I spent some time yesterday with a dentist.
Up to their wrists in other people’s mouths, dentists are some of my favorite people to mess with.
“I don’t get to party with dentists as often as I’d like,” I confess to him from the chair. “When you guys get together, do you, like, sit around and watch Little Shop of Horrors? Sing “Be a Dentist” while pretending to be Steve Martin?”
The dentist lets out a whoop. “I love that song!” He sighs reminiscently. “That reminds me,” he says. “It’s my turn to bring the gas next.”

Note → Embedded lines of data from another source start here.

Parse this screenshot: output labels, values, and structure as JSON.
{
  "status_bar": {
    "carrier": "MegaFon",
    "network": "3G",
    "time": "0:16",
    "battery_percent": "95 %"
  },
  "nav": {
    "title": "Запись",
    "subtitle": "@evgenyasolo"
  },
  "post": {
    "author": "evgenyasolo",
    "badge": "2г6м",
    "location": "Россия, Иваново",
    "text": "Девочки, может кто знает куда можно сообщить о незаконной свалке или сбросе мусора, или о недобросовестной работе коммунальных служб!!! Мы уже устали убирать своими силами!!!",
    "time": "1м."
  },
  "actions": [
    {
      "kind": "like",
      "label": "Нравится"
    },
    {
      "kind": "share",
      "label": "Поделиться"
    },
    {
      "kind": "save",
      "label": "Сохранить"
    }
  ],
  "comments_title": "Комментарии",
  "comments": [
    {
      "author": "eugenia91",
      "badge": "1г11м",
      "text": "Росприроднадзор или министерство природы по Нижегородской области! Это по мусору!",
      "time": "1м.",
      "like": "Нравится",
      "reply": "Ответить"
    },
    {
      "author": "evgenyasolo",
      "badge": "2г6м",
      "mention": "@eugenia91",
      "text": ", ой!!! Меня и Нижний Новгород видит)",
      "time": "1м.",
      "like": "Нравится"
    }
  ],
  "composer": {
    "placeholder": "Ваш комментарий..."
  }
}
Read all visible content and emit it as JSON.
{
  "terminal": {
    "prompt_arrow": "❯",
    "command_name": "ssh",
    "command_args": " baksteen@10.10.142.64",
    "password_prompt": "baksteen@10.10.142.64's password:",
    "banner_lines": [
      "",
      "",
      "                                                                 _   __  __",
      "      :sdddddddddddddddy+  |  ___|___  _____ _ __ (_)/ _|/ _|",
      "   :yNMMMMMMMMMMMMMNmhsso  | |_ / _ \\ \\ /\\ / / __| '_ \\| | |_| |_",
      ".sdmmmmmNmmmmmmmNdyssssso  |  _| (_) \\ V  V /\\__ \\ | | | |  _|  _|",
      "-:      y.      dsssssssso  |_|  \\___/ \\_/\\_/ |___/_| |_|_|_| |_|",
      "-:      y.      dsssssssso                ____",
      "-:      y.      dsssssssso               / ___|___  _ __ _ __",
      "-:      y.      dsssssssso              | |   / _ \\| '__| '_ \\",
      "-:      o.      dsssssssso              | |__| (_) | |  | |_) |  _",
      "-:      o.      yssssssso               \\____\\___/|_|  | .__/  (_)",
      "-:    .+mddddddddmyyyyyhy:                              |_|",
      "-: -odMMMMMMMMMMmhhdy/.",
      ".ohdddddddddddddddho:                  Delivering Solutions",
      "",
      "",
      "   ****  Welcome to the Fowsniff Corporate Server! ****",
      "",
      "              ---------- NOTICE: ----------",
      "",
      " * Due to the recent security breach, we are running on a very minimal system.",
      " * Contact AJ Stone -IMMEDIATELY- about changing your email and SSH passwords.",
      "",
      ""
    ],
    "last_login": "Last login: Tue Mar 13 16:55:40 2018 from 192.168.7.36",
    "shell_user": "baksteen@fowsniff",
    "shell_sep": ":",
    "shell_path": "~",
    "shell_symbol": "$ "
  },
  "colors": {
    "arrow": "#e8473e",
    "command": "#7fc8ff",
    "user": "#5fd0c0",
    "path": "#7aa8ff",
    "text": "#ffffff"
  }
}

I twist around, crank my head to look up at him, and he grins at me, a charming upside-down smile. “We’re not allowed to talk openly about it, you understand; but you’re messed up right now and would make a pretty lousy witness.”
We’re doing the final stages of a crown. It’s my first foray into dental work beyond having cavities filled, and it’s been quite an experience. It’s a nerve-y thing, the mouth. I have never cared for lidocaine or its brothers, but after having involuntarily lifted myself off the chair early in the appointment, I was convinced by the assistant that maybe a shot or two – just to get the party started, ya understand – might not be a bad idea.
He showed me the gold crown, and I admired its intricacies.
Hopefully I will never see it this closely again.
“So how many of these have you dropped down a throat?”
“AHHHHHHH!” Both the dentist and the assistant bellowed in unison.
“No, no, no,” said Galina. “Ees like ‘MacBeth’ in theater. We don’t say.”
“No worries,” said the dentist. “I drop it down your throat, we just postpone this appointment for, oh, three days.”  He winks at me.  "We'll get it back."
It’s my and the assistant’s turn: AHHHHHHH!
Installation was easy, particularly since I was anesthetized and did none of the work.
And nobody dropped anything down my throat.
And now I have a gold tooth. It’s not noticeable, even if I smile broadly, but I like to think that there’s something about me, now, that would lead the casual observer to think, Hmm. Now there goes a woman with a secret…
And I do have a secret. Because for the first time in months, I’m chewing – tentatively! – using the molars on my left.
I’m tellin’ ya, man. This is how the other half live.